Reckler detailed for the court the efforts that GNC executives took to find other buyers or bidders. With the assistance of independent investment banking firm Evercore, GNC started meeting in the third quarter of 2019 with potential investors to refinance its debt. Evercore helped GNC look for options with Asian lenders, while Evercore contacted 12 potential buyers who might consider bidding for GNC's assets.

"The Debtors did not receive any actionable proposals from either the refinancing or the strategic marketing process," wrote Gregory Berube, a senior managing director at Evercore Group, in a declaration filed with the court.

After GNC filed for Chapter 11 protection, Evercore representatives communicated with more than 150 potential buyers, both in and out of the United States. Despite efforts to ease the burden of completing due diligence before bidding on GNC, 15 companies committed to non-disclosure agreements to begin that process, Berube wrote. None of them submitted bids before the Sept. 11 deadline.

"The market has spoken and Harbin bid is the highest, best and only bid received for the purchase of the debtors' assets," Reckler told the court.

To resolve the concerns of both the committee of unsecured creditors and an ad hoc group of convertible note holders, and to ensure their support of the sale to Harbin, a settlement has been worked out but not yet filed with the court. The settlement includes these provisions if Harbin's purchase of GNC closes on time:  

  • The committee of unsecured creditors will receive $4.5 million cash, which the committee members will distribute among themselves.
  • The committee of unsecured creditors and either GNC or its lenders will pay $1 million to the advisors to the ad hoc group of convertible note holders.
  • Unsecured creditors will receive a $15 million junior convertible note—an increase from $10 million—that would be valued at $2.45 billion of equity in eight years. Convertible notes are paid after senior debts but before stock is.
  • Unsecured creditors will receive an additional $5 million junior non-convertible note.
  • The "death trap" in the Stalking Horse Agreement— a clause designating that junior convertible notes would be paid only to unsecured creditors who did not object to the sale or restructuring plan—will be removed from the Stalking Horse Agreement.

To satisfy the bigger landlords, such as mall owners who have several GNC locations on their properties, GNC agreed to prove its franchisees are qualified to assume the leases that GNC has overseen. This will only apply to the leases that Harbin doesn't assume.

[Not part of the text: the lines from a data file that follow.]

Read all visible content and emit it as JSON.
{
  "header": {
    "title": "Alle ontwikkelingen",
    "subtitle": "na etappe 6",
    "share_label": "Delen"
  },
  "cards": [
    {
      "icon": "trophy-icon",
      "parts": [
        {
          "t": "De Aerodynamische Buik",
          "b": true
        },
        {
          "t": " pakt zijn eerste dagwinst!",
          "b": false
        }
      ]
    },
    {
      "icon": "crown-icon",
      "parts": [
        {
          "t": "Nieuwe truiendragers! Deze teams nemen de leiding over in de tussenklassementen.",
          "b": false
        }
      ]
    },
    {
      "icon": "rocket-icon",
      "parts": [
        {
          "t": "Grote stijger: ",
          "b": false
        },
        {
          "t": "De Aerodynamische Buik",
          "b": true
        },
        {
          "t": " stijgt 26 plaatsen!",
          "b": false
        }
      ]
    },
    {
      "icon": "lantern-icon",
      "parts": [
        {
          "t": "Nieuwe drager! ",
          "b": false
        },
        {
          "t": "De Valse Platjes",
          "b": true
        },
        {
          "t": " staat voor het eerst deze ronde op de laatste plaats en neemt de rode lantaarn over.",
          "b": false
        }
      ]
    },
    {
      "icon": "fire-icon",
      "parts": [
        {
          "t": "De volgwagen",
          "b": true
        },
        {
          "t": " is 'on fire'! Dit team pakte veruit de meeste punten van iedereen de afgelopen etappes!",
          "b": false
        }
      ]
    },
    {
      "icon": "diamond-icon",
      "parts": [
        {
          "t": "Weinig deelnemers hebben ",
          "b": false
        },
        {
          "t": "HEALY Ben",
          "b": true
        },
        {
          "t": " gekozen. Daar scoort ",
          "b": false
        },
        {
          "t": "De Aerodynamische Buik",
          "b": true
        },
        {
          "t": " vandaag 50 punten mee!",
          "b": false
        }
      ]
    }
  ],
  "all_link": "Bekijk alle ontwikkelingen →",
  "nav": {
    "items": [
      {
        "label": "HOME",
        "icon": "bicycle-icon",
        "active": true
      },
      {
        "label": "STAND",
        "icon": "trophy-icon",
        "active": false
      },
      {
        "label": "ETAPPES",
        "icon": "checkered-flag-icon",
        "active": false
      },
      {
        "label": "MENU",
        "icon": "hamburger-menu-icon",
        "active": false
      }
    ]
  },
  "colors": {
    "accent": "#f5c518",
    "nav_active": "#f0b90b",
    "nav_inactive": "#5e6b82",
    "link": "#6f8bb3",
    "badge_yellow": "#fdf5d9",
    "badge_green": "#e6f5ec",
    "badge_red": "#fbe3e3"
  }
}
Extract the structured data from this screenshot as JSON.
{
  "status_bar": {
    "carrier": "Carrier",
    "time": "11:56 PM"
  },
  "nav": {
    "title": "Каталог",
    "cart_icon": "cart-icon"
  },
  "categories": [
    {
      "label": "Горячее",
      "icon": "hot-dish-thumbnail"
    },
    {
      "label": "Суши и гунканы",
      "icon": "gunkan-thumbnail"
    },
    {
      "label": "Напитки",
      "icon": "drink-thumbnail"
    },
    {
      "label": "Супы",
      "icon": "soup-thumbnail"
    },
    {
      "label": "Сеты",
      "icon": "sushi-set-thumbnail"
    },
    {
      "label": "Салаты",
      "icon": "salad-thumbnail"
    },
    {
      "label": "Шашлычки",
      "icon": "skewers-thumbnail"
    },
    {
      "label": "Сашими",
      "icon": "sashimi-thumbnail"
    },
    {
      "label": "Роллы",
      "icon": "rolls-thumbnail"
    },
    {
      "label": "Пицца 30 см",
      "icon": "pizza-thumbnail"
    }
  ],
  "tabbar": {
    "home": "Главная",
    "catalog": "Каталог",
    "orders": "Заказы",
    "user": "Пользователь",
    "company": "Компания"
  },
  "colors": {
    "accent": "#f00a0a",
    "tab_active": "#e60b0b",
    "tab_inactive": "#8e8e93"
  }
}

The landlords and GNC Holdings Inc. also reached agreement on whether GNC or the franchisees will pay certain fees and expenses, depending in some cases on when the costs were incurred.

Harbin has formed a private company in the United States, GNC Holdings LLC, that will assume the leases of at least 1,400 retail locations when the sale closes. An online list of stores that are closing was last updated on Sept. 1.